Member of the Alabama House of Representatives from the 25th district
- In office January 2001 – 2002
- Succeeded by: (redistricted)

Member of the Alabama House of Representatives from the 27th district
- In office 2002 – January 2011
- Preceded by: (redistricted)
- Succeeded by: Wes Long

Personal details
- Party: Democratic
- Spouse: Stacy McLaughlin
- Education: Birmingham-Southern College (BA) Harvard University (JD)

= Jeff McLaughlin =

American politician

Jeffrey McLaughlin is an American politician who served as a member of the Alabama House of Representatives from 2001 to 2011. A member of the Alabama Democratic Party, he is also the Democratic nominee in the 2026 Alabama Attorney General election.
==Career==
===Alabama House of Representatives===
Following a special election, McLaughlin was seated in January 2001, representing District 25 under the state's pre-2002 legislative map. Following redistricting after the 2000 census, he represented District 27 from 2002. He did not accept campaign contributions during his time in office, only using personal money to fund his campaigns. He introduced legislation in each session he was a part of to ban political action committee (PAC) to PAC transfers, which are used to hide the movement of money from donors to candidates. The legislation passed the house each year but always failed in the Alabama Senate.

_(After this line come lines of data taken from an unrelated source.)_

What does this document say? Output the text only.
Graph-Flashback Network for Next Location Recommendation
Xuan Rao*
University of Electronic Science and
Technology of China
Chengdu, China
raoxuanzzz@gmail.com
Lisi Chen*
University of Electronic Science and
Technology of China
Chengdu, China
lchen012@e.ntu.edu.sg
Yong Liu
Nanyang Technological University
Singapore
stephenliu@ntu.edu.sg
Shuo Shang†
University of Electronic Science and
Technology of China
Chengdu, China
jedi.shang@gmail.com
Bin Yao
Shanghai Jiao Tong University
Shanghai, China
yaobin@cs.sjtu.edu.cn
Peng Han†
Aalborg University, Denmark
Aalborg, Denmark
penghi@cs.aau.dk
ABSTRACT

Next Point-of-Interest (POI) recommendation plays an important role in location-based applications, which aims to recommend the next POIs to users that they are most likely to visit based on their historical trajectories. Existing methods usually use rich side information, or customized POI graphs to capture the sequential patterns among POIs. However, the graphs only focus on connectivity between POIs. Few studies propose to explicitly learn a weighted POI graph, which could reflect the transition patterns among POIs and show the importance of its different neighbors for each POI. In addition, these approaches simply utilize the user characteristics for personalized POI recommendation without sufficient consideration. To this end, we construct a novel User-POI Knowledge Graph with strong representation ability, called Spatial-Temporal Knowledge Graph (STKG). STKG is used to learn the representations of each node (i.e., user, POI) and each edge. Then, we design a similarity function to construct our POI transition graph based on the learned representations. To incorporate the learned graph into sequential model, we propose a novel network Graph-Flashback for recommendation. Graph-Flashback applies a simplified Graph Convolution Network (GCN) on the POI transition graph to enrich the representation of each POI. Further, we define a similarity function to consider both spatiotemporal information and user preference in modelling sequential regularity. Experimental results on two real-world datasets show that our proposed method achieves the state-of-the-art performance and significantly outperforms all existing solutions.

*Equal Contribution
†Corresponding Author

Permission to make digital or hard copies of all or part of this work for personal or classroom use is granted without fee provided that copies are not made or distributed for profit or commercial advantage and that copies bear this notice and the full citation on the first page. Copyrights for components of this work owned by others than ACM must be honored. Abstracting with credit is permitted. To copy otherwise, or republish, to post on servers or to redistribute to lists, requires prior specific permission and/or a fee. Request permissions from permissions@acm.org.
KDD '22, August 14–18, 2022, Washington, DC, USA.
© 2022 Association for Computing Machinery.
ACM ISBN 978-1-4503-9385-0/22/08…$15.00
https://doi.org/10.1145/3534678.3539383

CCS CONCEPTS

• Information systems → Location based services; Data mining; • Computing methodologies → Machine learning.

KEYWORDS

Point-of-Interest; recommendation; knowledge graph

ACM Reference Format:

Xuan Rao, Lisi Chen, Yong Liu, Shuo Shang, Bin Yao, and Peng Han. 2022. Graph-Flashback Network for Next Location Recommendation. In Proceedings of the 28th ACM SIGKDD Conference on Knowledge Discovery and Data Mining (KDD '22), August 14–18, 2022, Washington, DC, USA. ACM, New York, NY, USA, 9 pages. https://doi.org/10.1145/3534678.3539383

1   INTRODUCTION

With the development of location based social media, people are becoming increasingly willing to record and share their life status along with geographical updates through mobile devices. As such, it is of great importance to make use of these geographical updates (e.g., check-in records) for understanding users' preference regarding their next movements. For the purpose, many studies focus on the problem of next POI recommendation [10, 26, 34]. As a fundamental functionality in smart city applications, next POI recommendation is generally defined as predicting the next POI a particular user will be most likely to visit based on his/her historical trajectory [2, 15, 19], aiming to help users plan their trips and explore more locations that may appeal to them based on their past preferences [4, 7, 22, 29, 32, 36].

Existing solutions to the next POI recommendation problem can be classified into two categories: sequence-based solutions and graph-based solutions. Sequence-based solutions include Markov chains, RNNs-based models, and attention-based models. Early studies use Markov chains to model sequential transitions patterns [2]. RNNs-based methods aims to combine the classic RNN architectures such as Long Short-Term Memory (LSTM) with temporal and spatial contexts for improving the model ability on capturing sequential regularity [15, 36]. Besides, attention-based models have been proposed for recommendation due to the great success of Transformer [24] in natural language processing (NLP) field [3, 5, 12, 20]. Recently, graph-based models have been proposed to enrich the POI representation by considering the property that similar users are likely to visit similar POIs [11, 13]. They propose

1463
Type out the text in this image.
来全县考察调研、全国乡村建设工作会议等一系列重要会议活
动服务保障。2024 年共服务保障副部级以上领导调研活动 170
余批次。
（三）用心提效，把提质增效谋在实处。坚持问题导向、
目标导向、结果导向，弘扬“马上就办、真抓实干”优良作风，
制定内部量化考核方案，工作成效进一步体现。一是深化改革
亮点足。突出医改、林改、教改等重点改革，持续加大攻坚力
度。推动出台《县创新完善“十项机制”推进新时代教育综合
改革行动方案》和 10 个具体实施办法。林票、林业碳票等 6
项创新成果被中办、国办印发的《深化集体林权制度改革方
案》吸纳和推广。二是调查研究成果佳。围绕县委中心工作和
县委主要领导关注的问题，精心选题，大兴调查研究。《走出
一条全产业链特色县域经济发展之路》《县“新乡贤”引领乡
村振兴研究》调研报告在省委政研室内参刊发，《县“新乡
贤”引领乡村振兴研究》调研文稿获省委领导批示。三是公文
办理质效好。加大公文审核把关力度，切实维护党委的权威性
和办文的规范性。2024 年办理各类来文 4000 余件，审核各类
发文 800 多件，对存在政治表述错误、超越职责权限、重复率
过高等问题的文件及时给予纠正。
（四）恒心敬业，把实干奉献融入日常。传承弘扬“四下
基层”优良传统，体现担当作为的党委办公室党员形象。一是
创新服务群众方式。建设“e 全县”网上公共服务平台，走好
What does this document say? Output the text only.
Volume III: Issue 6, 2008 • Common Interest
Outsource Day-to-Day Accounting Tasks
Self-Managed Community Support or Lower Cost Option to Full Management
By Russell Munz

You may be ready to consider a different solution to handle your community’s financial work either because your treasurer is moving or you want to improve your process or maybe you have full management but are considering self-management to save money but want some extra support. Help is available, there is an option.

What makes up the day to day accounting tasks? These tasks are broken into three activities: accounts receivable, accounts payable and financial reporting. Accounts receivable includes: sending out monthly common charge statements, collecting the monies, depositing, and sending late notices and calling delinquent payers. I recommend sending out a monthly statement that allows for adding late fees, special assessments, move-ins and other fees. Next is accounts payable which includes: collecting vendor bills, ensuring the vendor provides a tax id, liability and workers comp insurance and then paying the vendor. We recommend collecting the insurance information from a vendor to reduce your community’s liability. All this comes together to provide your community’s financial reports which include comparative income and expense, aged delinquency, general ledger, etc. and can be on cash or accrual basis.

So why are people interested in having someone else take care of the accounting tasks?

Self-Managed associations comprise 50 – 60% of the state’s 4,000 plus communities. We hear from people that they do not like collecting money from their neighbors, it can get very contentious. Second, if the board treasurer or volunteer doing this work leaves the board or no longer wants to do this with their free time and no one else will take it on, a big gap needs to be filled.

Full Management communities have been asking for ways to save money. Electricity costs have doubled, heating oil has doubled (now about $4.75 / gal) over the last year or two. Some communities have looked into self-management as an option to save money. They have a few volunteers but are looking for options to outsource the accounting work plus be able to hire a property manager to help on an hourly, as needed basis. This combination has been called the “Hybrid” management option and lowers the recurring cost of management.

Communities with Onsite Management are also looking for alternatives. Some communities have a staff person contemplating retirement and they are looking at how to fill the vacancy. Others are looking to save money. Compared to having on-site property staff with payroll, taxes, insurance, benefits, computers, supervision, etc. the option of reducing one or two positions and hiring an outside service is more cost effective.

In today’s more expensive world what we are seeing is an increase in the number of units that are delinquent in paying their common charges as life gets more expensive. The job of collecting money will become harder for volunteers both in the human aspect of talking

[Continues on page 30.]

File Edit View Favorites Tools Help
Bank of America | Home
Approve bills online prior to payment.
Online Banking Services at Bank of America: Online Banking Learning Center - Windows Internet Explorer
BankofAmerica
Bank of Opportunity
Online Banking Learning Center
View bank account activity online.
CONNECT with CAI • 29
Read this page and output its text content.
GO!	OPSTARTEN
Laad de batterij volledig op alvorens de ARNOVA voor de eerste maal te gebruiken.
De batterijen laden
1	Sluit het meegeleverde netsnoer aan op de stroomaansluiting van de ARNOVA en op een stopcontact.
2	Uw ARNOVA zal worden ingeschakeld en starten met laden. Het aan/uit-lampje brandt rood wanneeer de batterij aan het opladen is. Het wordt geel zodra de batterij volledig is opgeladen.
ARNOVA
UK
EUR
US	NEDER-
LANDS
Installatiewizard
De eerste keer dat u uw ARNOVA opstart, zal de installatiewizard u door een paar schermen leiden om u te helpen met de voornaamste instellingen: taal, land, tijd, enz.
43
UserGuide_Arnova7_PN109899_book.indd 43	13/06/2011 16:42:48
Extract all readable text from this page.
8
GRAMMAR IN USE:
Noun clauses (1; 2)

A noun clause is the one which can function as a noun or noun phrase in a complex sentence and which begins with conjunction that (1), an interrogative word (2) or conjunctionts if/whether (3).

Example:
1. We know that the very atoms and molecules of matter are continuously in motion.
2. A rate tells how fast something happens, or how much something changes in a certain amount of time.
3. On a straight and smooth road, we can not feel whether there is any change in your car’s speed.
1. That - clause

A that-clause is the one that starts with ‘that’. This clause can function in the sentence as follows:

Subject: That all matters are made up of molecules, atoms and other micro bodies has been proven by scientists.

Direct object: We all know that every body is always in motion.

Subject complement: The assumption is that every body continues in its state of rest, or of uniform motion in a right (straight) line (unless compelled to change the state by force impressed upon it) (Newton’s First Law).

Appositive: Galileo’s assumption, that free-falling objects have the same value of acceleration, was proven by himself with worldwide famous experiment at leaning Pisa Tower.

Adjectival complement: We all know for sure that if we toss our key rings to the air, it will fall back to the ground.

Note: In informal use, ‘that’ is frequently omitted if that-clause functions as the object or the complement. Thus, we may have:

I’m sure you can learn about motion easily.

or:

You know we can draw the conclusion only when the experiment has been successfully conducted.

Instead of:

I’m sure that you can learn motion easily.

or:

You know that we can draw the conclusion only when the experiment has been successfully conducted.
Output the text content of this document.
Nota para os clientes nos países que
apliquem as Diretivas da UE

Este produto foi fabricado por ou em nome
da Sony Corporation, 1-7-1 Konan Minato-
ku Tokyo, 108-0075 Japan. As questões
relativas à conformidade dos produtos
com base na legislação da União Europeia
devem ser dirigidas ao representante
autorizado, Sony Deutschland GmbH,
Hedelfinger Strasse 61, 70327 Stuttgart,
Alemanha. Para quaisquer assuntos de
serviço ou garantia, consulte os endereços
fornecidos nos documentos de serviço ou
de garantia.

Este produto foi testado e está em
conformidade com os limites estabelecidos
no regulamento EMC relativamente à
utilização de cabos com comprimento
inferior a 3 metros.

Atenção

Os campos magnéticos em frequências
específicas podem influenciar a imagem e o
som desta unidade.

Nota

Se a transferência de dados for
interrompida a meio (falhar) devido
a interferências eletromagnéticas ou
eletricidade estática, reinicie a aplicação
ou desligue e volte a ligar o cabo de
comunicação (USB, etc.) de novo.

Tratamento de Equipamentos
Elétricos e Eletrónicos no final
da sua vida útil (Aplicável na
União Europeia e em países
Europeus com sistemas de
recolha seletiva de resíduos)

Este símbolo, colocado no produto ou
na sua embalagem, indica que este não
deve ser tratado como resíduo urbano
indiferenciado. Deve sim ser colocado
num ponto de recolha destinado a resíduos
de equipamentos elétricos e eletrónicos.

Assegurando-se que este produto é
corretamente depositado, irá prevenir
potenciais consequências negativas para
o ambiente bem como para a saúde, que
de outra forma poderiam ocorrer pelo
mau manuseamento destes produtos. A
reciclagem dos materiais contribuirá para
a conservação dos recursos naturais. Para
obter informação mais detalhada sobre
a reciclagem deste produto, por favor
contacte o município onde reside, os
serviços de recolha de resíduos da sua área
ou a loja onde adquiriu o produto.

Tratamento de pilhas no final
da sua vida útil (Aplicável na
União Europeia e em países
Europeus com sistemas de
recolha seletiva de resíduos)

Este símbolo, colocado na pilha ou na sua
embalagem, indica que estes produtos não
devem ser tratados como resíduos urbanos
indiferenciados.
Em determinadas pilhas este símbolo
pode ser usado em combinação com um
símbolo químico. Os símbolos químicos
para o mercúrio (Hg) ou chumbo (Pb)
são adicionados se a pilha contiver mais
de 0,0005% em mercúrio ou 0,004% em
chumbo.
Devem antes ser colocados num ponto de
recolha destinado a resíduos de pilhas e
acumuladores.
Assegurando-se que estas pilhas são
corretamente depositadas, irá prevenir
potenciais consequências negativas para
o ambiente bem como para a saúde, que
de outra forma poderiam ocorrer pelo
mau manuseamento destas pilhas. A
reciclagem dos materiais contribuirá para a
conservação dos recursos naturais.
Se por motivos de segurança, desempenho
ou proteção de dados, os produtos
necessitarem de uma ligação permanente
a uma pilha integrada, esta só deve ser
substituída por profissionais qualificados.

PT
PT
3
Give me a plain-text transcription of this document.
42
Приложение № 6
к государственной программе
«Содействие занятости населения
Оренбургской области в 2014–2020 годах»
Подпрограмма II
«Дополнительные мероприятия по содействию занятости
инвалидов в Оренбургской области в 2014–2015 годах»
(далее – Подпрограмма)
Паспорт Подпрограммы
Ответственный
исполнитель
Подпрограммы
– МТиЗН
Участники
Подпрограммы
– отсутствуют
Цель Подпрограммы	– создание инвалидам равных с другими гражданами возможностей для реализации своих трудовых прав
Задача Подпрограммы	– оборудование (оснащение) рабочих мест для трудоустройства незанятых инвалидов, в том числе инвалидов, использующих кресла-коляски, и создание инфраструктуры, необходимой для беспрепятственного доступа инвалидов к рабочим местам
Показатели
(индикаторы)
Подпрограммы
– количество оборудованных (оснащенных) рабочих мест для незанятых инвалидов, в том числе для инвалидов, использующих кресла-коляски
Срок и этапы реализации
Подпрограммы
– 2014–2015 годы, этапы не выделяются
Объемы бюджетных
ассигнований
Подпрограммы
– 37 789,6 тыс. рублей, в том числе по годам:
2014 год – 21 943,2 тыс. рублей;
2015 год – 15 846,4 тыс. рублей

He was defeated by Wes Long in 2010, and attempted to reclaim his seat in 2014, but was defeated by Will Ainsworth.
===2025 Guntersville mayoral election===
McLaughlin ran for mayor of Guntersville, Alabama, in 2025. He and incumbent mayor Leigh Dollar tied on August 26, 2025. In the runoff election held the following month, Dollar defeated McLaughlin by 500 votes.